Years later, NoiseCat sets out across the continent to correct the erasure, invisibility, and misconceptions surrounding the First Peoples of this land as he develops his voice as a storyteller and artist. Told in the style of a "Coyote Story," a legend about the trickster forefather of NoiseCat's people who was revered for his wit and mocked for his tendency to self-destruct, We Survived the Night brings a traditional art form nearly annihilated by colonization back to life on the page. Through a dazzling blend of history and mythology, memoir and reportage, NoiseCat unravels old stories and braids together new ones. He grapples with the erasure of North America's First Peoples and the trauma that cascades across generations, while illuminating the vital Indigenous cultural, environmental, and political movements reshaping the future. He chronicles the historic ascent of the first Native American cabinet secretary in the United States and the first Indigenous sovereign of Canada; probes the colonial origins and limits of racial ideology and Indian identity through the story of the Lumbee Tribe of North Carolina; and hauls the golden eggs of an imperiled fish out of the sea alongside the Tlingit of Sitka, Alaska. This is a rewriting and a restoration—of Native history and, more intimately, of family and self, as NoiseCat seeks to reclaim a culture effaced by colonization and reconcile with a father who left. Virtuosic, compelling, and deeply moving, this is at once an intensely personal journey and a searing portrait of Indigenous survival, love, and resurgence.
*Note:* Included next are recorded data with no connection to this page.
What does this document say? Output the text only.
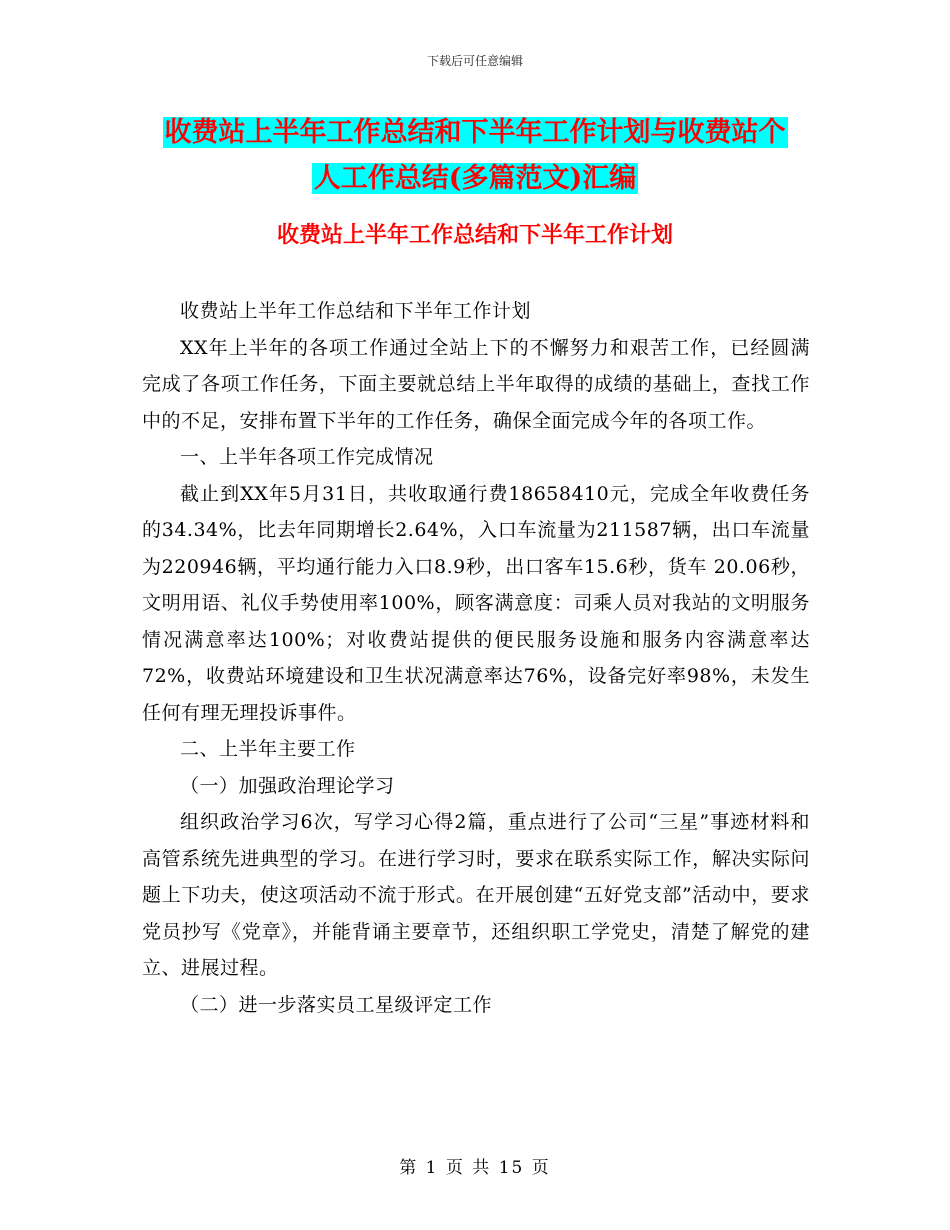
下载后可任意编辑
收费站上半年工作总结和下半年工作计划与收费站个
人工作总结(多篇范文)汇编
收费站上半年工作总结和下半年工作计划

收费站上半年工作总结和下半年工作计划

XX年上半年的各项工作通过全站上下的不懈努力和艰苦工作，已经圆满完成了各项工作任务，下面主要就总结上半年取得的成绩的基础上，查找工作中的不足，安排布置下半年的工作任务，确保全面完成今年的各项工作。

一、上半年各项工作完成情况

截止到XX年5月31日，共收取通行费18658410元，完成全年收费任务的34.34%，比去年同期增长2.64%，入口车流量为211587辆，出口车流量为220946辆，平均通行能力入口8.9秒，出口客车15.6秒，货车 20.06秒，文明用语、礼仪手势使用率100%，顾客满意度：司乘人员对我站的文明服务情况满意率达100%；对收费站提供的便民服务设施和服务内容满意率达72%，收费站环境建设和卫生状况满意率达76%，设备完好率98%，未发生任何有理无理投诉事件。

二、上半年主要工作

（一）加强政治理论学习

组织政治学习6次，写学习心得2篇，重点进行了公司“三星”事迹材料和高管系统先进典型的学习。在进行学习时，要求在联系实际工作，解决实际问题上下功夫，使这项活动不流于形式。在开展创建“五好党支部”活动中，要求党员抄写《党章》，并能背诵主要章节，还组织职工学党史，清楚了解党的建立、进展过程。

（二）进一步落实员工星级评定工作

第 1 页 共 15 页
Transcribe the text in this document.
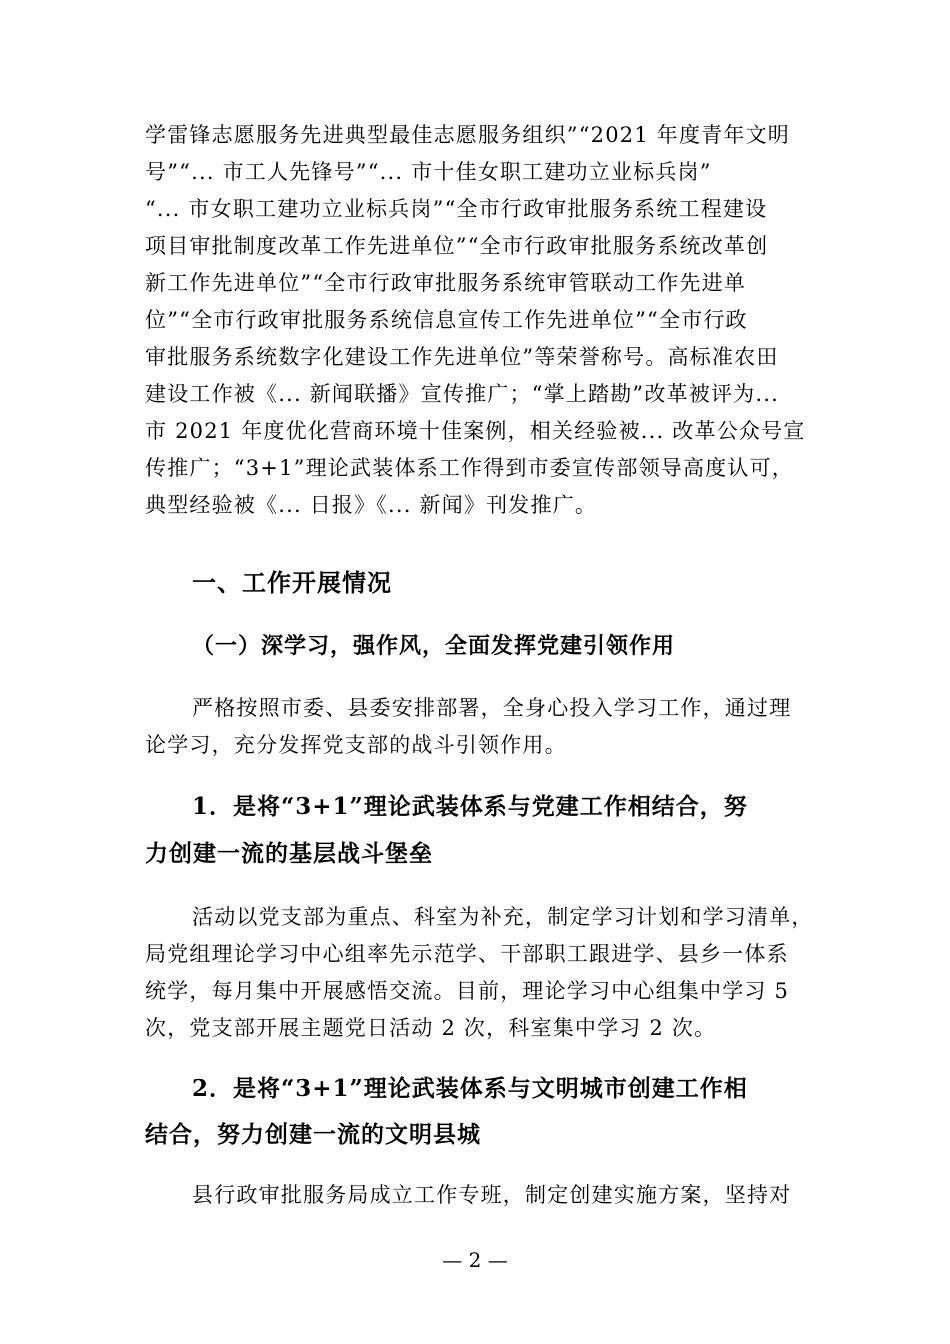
学雷锋志愿服务先进典型最佳志愿服务组织”“2021 年度青年文明
号”“... 市工人先锋号”“... 市十佳女职工建功立业标兵岗”
“... 市女职工建功立业标兵岗”“全市行政审批服务系统工程建设
项目审批制度改革工作先进单位”“全市行政审批服务系统改革创
新工作先进单位”“全市行政审批服务系统审管联动工作先进单
位”“全市行政审批服务系统信息宣传工作先进单位”“全市行政
审批服务系统数字化建设工作先进单位”等荣誉称号。高标准农田
建设工作被《... 新闻联播》宣传推广；“掌上踏勘”改革被评为...
市 2021 年度优化营商环境十佳案例，相关经验被... 改革公众号宣
传推广；“3+1”理论武装体系工作得到市委宣传部领导高度认可，
典型经验被《... 日报》《... 新闻》刊发推广。
一、工作开展情况
（一）深学习，强作风，全面发挥党建引领作用
严格按照市委、县委安排部署，全身心投入学习工作，通过理
论学习，充分发挥党支部的战斗引领作用。
1．是将“3+1”理论武装体系与党建工作相结合，努
力创建一流的基层战斗堡垒
活动以党支部为重点、科室为补充，制定学习计划和学习清单，
局党组理论学习中心组率先示范学、干部职工跟进学、县乡一体系
统学，每月集中开展感悟交流。目前，理论学习中心组集中学习 5
次，党支部开展主题党日活动 2 次，科室集中学习 2 次。
2．是将“3+1”理论武装体系与文明城市创建工作相
结合，努力创建一流的文明县城
县行政审批服务局成立工作专班，制定创建实施方案，坚持对
— 2 —
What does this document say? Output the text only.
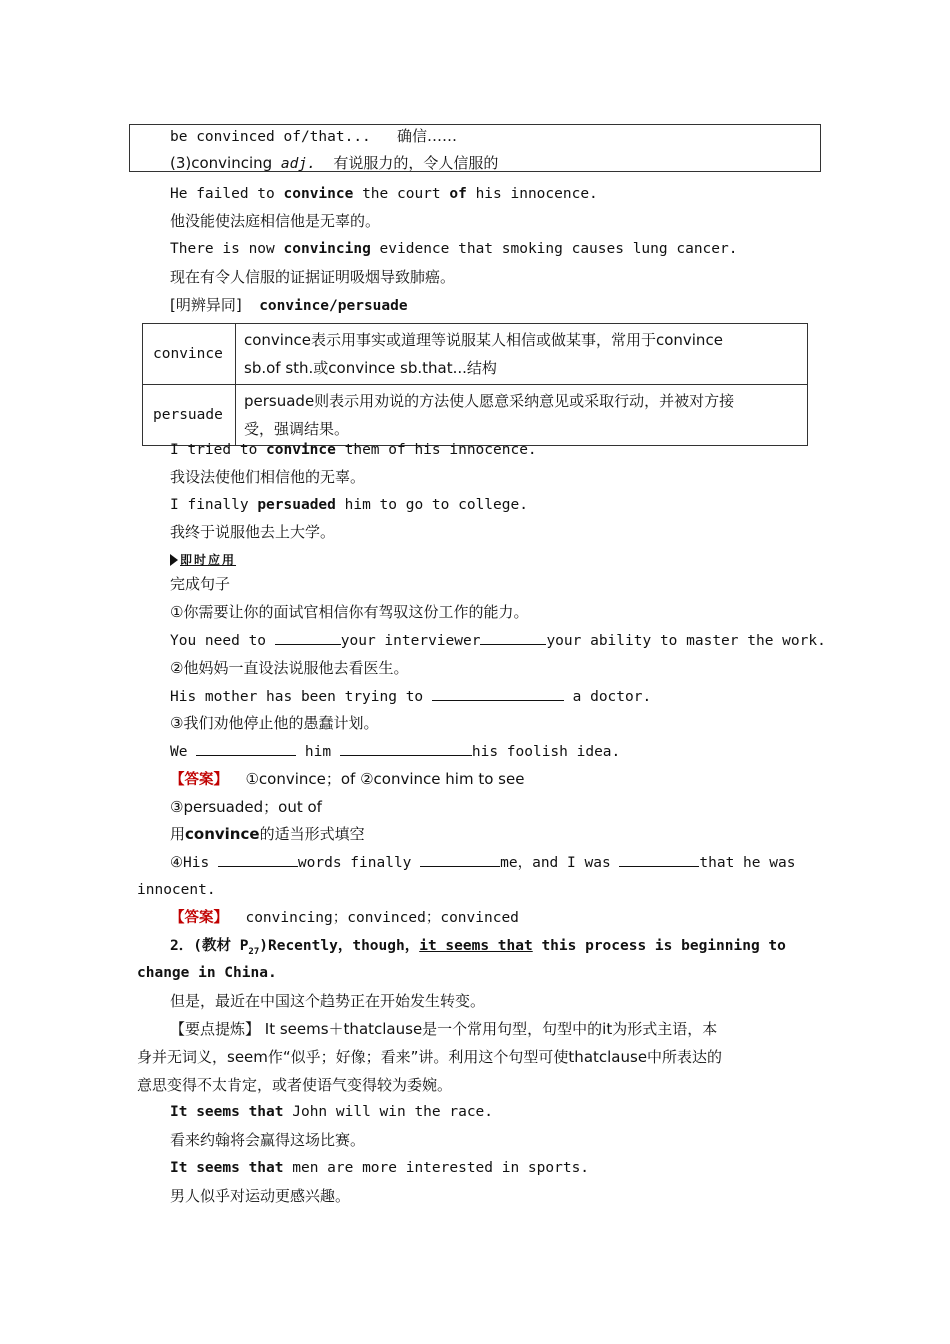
be convinced of/that... 确信……
(3)convincing adj. 有说服力的，令人信服的
He failed to convince the court of his innocence.
他没能使法庭相信他是无辜的。
There is now convincing evidence that smoking causes lung cancer.
现在有令人信服的证据证明吸烟导致肺癌。
[明辨异同] convince/persuade
convince	convince表示用事实或道理等说服某人相信或做某事，常用于convince
sb.of sth.或convince sb.that...结构
persuade	persuade则表示用劝说的方法使人愿意采纳意见或采取行动，并被对方接
受，强调结果。
I tried to convince them of his innocence.
我设法使他们相信他的无辜。
I finally persuaded him to go to college.
我终于说服他去上大学。
即时应用
完成句子
①你需要让你的面试官相信你有驾驭这份工作的能力。
You need to	your interviewer	your ability to master the work.
②他妈妈一直设法说服他去看医生。
His mother has been trying to	a doctor.
③我们劝他停止他的愚蠢计划。
We	him	his foolish idea.
【答案】 ①convince；of ②convince him to see
③persuaded；out of
用convince的适当形式填空
④His	words finally	me，and I was	that he was
innocent.
【答案】 convincing；convinced；convinced
2．(教材 $P_{27})Recently$，though，it seems that this process is beginning to
change in China.
但是，最近在中国这个趋势正在开始发生转变。
【要点提炼】 It seems＋thatclause是一个常用句型，句型中的it为形式主语，本
身并无词义，seem作“似乎；好像；看来”讲。利用这个句型可使thatclause中所表达的
意思变得不太肯定，或者使语气变得较为委婉。
It seems that John will win the race.
看来约翰将会赢得这场比赛。
It seems that men are more interested in sports.
男人似乎对运动更感兴趣。
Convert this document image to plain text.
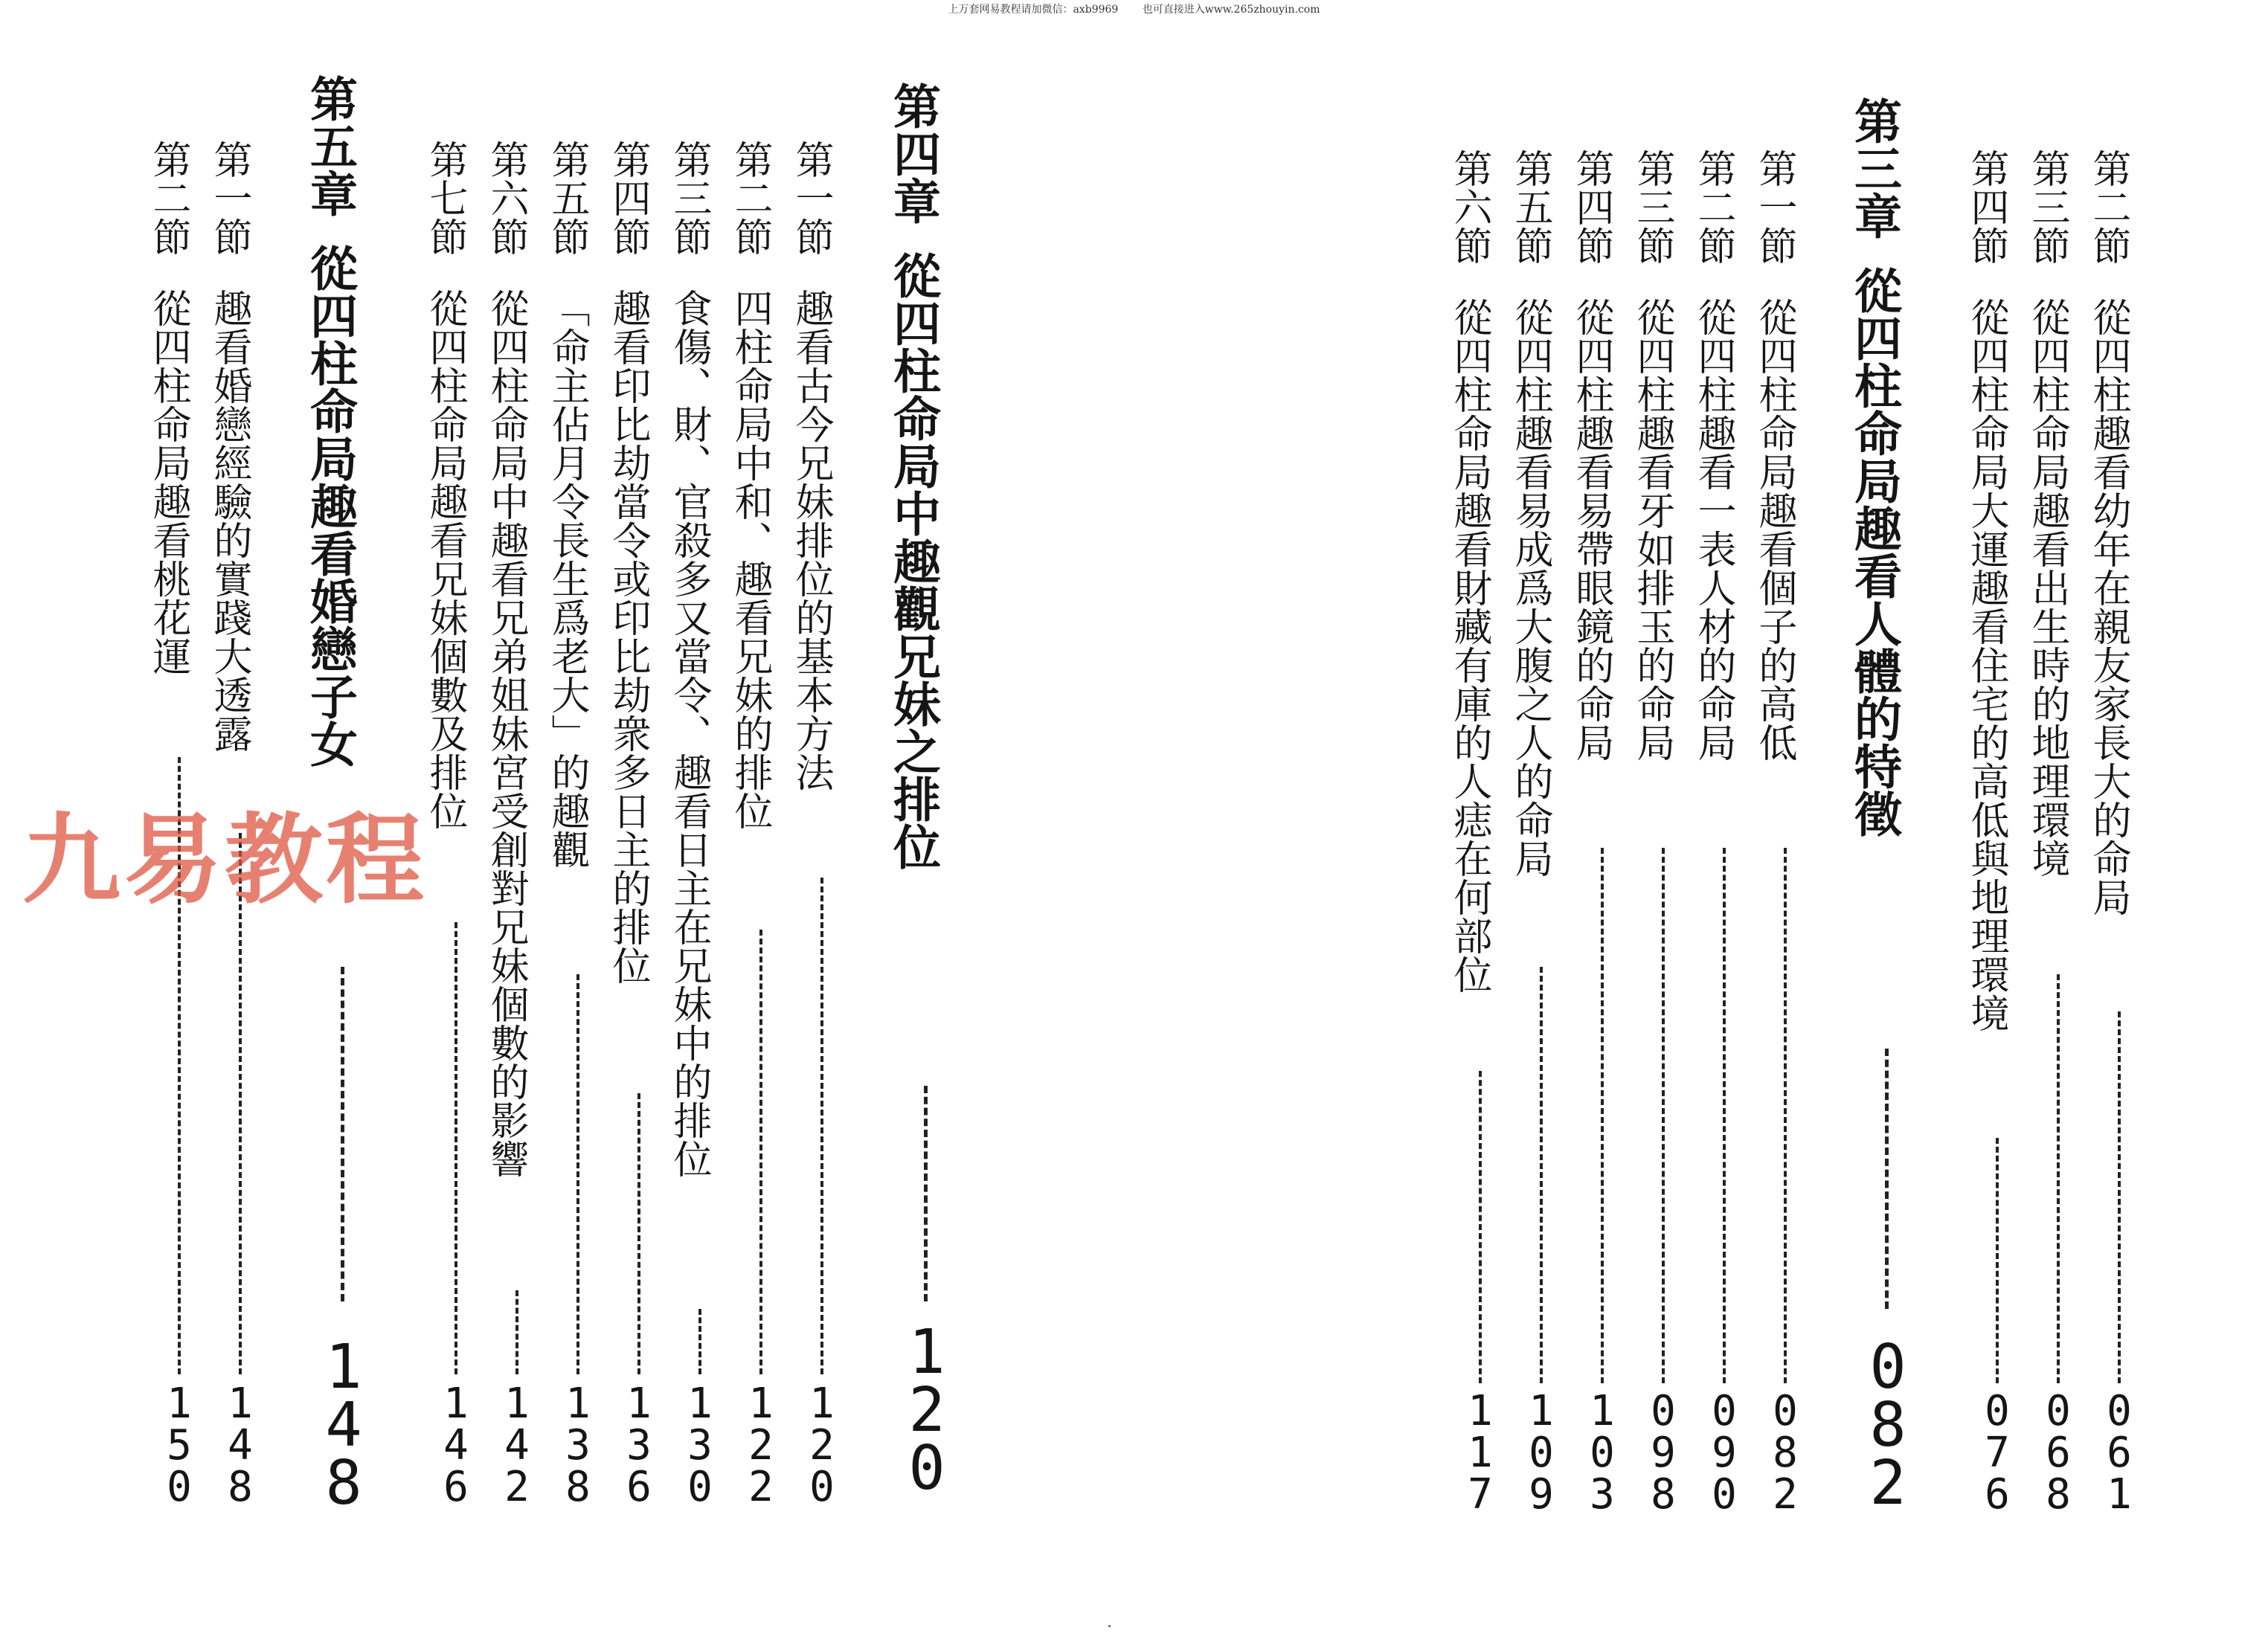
上万套网易教程请加微信：axb9969 也可直接进入www.265zhouyin.com
第二節
從四柱命局趣看桃花運
1
5
0
第一節
趣看婚戀經驗的實踐大透露
1
4
8
第五章
從四柱命局趣看婚戀子女
1
4
8
第七節
從四柱命局趣看兄妹個數及排位
1
4
6
第六節
從四柱命局中趣看兄弟姐妹宮受創對兄妹個數的影響
1
4
2
第五節
「命主佔月令長生爲老大」的趣觀
1
3
8
第四節
趣看印比劫當令或印比劫衆多日主的排位
1
3
6
第三節
食傷、財、官殺多又當令、趣看日主在兄妹中的排位
1
3
0
第二節
四柱命局中和、趣看兄妹的排位
1
2
2
第一節
趣看古今兄妹排位的基本方法
1
2
0
第四章
從四柱命局中趣觀兄妹之排位
1
2
0
第六節
從四柱命局趣看財藏有庫的人痣在何部位
1
1
7
第五節
從四柱趣看易成爲大腹之人的命局
1
0
9
第四節
從四柱趣看易帶眼鏡的命局
1
0
3
第三節
從四柱趣看牙如排玉的命局
0
9
8
第二節
從四柱趣看一表人材的命局
0
9
0
第一節
從四柱命局趣看個子的高低
0
8
2
第三章
從四柱命局趣看人體的特徵
0
8
2
第四節
從四柱命局大運趣看住宅的高低與地理環境
0
7
6
第三節
從四柱命局趣看出生時的地理環境
0
6
8
第二節
從四柱趣看幼年在親友家長大的命局
0
6
1
九易教程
Drawing from five years of on-the-ground reporting, We Survived the Night paints a profound and unforgettable portrait of contemporary Indigenous life, alongside an intimate and deeply powerful reckoning between a father and a son. A soulful, formally daring, and indelible work from an important new voice.

Julian Brave NoiseCat is a writer, Oscar-nominated filmmaker, champion powwow dancer, and student of Salish art and history. His writing has appeared in dozens of publications, including The New York Times, The Washington Post, and The New Yorker. NoiseCat has been recognized with numerous awards including the 2022 American Mosaic Journalism Prize and many National Native Media Awards. He was a finalist for the Livingston Award and multiple Canadian National Magazine Awards, and was named to the TIME100 Next list in 2021. His first documentary, "Sugarcane," was nominated for an Academy Award for Best Documentary. Directed alongside Emily Kassie, "Sugarcane" premiered at the 2024 Sundance Film Festival, where NoiseCat and Kassie won the Directing Award in U.S. Documentary. NoiseCat is a proud member of the Canim Lake Band Tsq̓éscen̓ and descendant of the Líl̓wat Nation of Mount Currie. We Survived the Night is his first book.

Deb Haaland is a 35th-generation New Mexican, a member of the Pueblo of Laguna, a small businesswoman, a working mother who’s lived paycheck to paycheck, a former congresswoman, and for the past four years, the United States Secretary of the Interior. Deb was confirmed as Secretary of the Interior with strong bipartisan support and is the first Native American cabinet secretary in our nation's history. As Secretary, she led nearly 70,000 federal employees and worked tirelessly for New Mexicans, securing thousands of New Mexico jobs, historic local clean energy development, and hundreds of millions of dollars of investments in the state. Deb announced her candidacy for New Mexico Governor earlier this year. If elected, she'd be the nation's first Native American woman governor.